Oh, one more thing,,,I just happened to have a finished drawer, I have move form spot to spot, I made that I changed my mind on and I never used. What a absolute great idea you have given me on both using that drawer before it adventually gets destroyed and then,,,,using it to store all of my recient purchaced Milescraft stuff. As you illustrated,,, gota say,,"Do you believe thing just accidently happen" Neat idea, Lee !!!

Talk to ya latter,,,hope so,,,,,,,,,John


----------



## N'awlins77 (Feb 25, 2011)

Hey John, 

If it's the post about painting the signs, I already did reply over on that post, on what I do. Go back to that thread for more details, but after trying all the different paints that I've read about here, I've gone back to regular paint and using a hand held electric planer. Takes a little practice, but let me tell ya, it beat the hell out of using all those sanding belts!! I was almost turned off on sign making, until I discovered this little jewel!

Oh and glad I could inspire you on the use of your finishing drawer! ;o)


----------



## john880 (Aug 18, 2010)

Thanks Lee, 
Again I replied also over there. Just how many. "over there's", are there, on one subject ????

just looking threw my eyes mind you, the reason I described "Over There" on my other post as to the reason for me to first put my letters onto paper. Is that I think when you use Milescraft rigid lettering form by it's self, the letters themselves are to far apart. It has to be due to the reinforcement that has to be between the plastic letter blocks, forcing it to be so. This was something early on emphasized in my drafting class on lettering blueprints before CAD. To make my point further but also you can verify it by looking over on youtube, at all of the CNC created signs. note how close the letters are spaced, evenly but ALOT closer but so much more pleasant for anyones eyes to scan to read. a matter of o p i n i o n of course.

Lee something that I use that you might want to try. On the market there is a roll of thin absolutely non slip rubber shelving strips. Used a lot in the RV world to keep dishes in place while the trailer is bouncing down the road. This rubber (1/16" thick) can be easily cut into what ever strip sizes you need to set under a piece in Woodworking, that with a clamp it just will not move. As you show in your photo, it would help lock down the Milescraft rigid letter form ends. I found out it sure works for me, using that same prociedure. I have bough several rolls of these down threw the years, and keep the still reusable cut strips, in a plastic Walmart bag hung up on a lower hook in my shop.

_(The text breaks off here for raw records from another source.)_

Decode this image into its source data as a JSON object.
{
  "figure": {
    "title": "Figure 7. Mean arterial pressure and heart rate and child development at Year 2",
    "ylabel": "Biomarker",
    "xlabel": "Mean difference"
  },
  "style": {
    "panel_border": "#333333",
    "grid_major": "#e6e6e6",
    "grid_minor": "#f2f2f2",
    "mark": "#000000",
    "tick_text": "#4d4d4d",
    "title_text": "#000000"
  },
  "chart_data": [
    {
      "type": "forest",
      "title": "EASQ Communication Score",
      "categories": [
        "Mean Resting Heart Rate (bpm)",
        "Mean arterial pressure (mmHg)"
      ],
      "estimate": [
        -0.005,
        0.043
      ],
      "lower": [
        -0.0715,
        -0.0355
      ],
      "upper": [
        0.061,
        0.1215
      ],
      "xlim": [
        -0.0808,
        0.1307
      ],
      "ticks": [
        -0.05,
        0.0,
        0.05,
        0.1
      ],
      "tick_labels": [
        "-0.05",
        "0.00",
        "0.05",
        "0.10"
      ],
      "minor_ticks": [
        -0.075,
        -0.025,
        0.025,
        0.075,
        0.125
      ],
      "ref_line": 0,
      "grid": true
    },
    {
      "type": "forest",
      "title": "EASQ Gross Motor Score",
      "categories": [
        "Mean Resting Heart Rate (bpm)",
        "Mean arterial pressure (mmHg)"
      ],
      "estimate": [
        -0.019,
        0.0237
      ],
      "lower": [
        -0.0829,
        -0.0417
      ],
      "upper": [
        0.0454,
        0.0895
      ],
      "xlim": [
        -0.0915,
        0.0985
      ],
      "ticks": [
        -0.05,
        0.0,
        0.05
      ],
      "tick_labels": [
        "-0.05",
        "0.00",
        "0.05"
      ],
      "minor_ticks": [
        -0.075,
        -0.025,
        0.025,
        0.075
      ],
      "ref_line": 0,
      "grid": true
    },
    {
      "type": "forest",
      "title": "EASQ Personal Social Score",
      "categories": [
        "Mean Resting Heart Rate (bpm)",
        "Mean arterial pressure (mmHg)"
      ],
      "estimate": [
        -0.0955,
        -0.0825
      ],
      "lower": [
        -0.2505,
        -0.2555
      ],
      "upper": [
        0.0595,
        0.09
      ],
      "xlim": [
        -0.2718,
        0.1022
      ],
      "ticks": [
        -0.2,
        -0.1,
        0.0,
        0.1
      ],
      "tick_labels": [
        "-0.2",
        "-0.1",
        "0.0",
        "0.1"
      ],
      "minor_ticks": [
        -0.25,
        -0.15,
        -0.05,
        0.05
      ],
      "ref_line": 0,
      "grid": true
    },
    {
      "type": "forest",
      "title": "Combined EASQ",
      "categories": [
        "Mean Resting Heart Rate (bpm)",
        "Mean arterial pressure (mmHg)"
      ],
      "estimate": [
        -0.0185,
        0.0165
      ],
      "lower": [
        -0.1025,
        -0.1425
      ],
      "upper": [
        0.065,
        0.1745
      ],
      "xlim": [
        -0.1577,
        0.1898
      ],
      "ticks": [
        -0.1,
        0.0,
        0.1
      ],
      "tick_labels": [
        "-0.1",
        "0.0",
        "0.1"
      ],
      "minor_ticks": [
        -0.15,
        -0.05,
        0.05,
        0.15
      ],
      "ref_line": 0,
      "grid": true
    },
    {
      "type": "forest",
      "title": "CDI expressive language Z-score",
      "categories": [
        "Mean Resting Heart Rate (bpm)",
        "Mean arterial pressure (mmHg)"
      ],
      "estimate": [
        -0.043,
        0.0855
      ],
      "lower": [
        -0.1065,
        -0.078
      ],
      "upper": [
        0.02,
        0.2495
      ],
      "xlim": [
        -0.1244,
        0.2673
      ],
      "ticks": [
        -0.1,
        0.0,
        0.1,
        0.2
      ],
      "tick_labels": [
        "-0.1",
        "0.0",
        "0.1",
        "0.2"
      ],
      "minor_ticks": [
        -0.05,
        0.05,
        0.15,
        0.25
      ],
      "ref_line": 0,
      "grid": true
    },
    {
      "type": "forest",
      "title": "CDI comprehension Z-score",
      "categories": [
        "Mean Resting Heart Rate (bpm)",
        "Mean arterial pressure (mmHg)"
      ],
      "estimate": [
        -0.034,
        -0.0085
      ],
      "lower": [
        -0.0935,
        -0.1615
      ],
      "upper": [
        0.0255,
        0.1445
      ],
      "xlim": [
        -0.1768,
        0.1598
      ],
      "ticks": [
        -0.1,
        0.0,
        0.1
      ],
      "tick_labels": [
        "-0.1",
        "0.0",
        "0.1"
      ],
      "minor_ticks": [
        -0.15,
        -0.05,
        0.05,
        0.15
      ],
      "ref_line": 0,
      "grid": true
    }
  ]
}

Almost forgot Lee, you know where Milescraft uses two Semicolon's side by side on one plastic letter form ? Well in making one of my signs I picked the wrong one, Yelp ruined that whole sign. Your idea, of taking the time to tape, to anyone out there thinking of buying and using this Milescraft form of lettering that bit of advice is one sure a great one !!!! Murphy's law, "If It Can Happen, It Sure Will" !!!!


----------



## N'awlins77 (Feb 25, 2011)

john880 said:


> Thanks Lee,
> Again I replied also over there. Just how many. "over there's", are there, on one subject ????


Yea, I had to do some thread jumping in my replies, to remember what you said on what thread and what I wanted to say to each thread :wacko:




john880 said:


> Lee something that I use that you might want to try. On the market there is a roll of thin absolutely non slip rubber shelving strips.


Are you talking about the mesh looking tool box drawer linings? If so, I do use that myself, when I'm sanding the signs. Holds pretty good, even with the coarse belt sanding. A little slippage, sometimes.



john880 said:


> Your idea, of taking the time to tape, to anyone out there thinking of buying and using this Milescraft form of lettering that bit of advice is one sure a great one !!!! Murphy's law, "If It Can Happen, It Sure Will" !!!!


Thanks, yea I had a couple of close calls. And I think I actually got that idea from someones post over here.


----------